Domingo de Ramos en la Pasión del Señor

Homilía del arzobispo de Burgos, en el Domingo de Ramos · Catedral, domingo 29 marzo 2015

 

Acabamos de escuchar el relato impresionante de la Pasión. En él han ido desfilando las pasiones más viles de los hombres: el odio de los dirigentes político-religiosos judíos; la cobardía interesada del político Pilato; la despersonalización de las masas, manipuladas por los agitadores de turno; la blasfemia del no creyente, que increpa a Jesús desde la cruz; la traición de los amigos más íntimos: Pedro y Judas; el abandono de los que huyen cuando han de dar la cara; la burla blasfema de los enemigos; la injusticia de unos jueces que llegan a condenar a muerte no sólo al que es inocente e indefenso, sino la misma justicia.

 

Pero en la Pasión no sólo se dan cita los peores sentimientos de los hombres. También aparecen sus sentimientos más grandes y más dignos: la fe incipiente de un condenado a muerte que pide a Cristo que se acuerde de él cuando llegue a su reino; y, sobre todo, la confesión de fe del centurión romano que certifica la verdad de quién es el que está clavado en la Cruz: “Realmente éste era hijo de Dios”.

 

Pero la Pasión no tiene como protagonistas las vilezas y grandezas de los hombres. El gran protagonista es el amor de Dios Padre y el amor de Dios Hijo. De Dios Padre, que ama tanto al mundo que no duda en entregar a su propio y único Hijo para que lo salve. Y el amor del Hijo, que pone su vida en las manos del Padre para ser el instrumento para redimir y salvar a los hombres. Por eso, el gran teólogo de la Cruz de Cristo -que fue san Pablo-, compendió toda la Pasión  en una frase que todos nosotros hemos de repetir muchas veces durante estos días y a lo largo de nuestra vida: “Me amó y se entregó a la muerte por mí”; se entregó a la muerte por mis pecados, se entregó a la muerte para hacerme hijo de Dios, se entregó a la muerte para librarme de la muerte eterna y abrirme las puertas del cielo.

 

Pero la Pasión de Cristo no termina con la lectura del relato de san Marcos que la liturgia nos ha ofrecido hoy. Hay otra historia de la Pasión y otro relato que continúa en los discípulos de Jesús.

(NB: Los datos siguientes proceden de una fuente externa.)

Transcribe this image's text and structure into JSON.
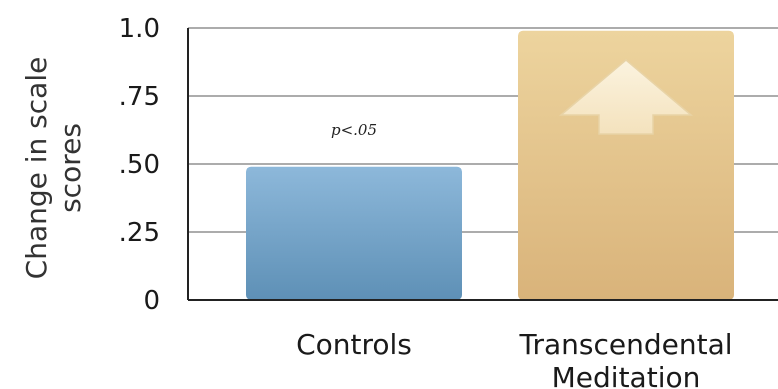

Esos discípulos que son asesinados en Pakistán, India o África sin que el mundo civilizado reaccione; esos discípulos que están incluidos en las listas negras de los excluidos sociales, para que no puedan influir en los destinos de los pueblos; esos discípulos que son perseguidos por el laicismo militante de una Europa que ha traicionado sus orígenes cristianos y malgastado su rica herencia cultural y religiosa; esos discípulos –en fin- que no pueden llegar a serlo visiblemente, porque son eliminados antes de ver la luz.

 

La Pasión de Cristo –la que tuvo lugar hace dos mil años y la que está teniendo lugar en nuestros días- es, por tanto, una fuerte llamada a nuestro corazón, para que nos abramos a la misericordia y al amor de Dios, lloremos nuestros pecados en el sacramento de la Penitencia y emprendamos una vida que sea cristiana de verdad. Es también una llamada imperiosa a despertar del letargo en que nos ha sumido esta sociedad del bienestar y una invitación apremiante a salir a todas las encrucijadas del dolor de nuestros hermanos. Vosotros, queridos niños, habéis aclamado con vuestra presencia los vítores y cantos de los niños hebreos. Seguid acompañando a Jesús yendo a las misas y procesiones de estos días de Semana Santa y ayudando a algún niño que esté enfermo, triste o abandonado.

 

Hermanos: salgamos de esta celebración con estos dos propósitos: acercarnos al sacramento de la Penitencia, para que lleguen hasta nosotros los frutos de la Pasión; y repitiendo despacio y con confianza: ¡Dios mío, cuánto me amas, cuánto has hecho por mí: gracias, perdón y ayúdame todavía más para que sea un verdadero discípulo tuyo.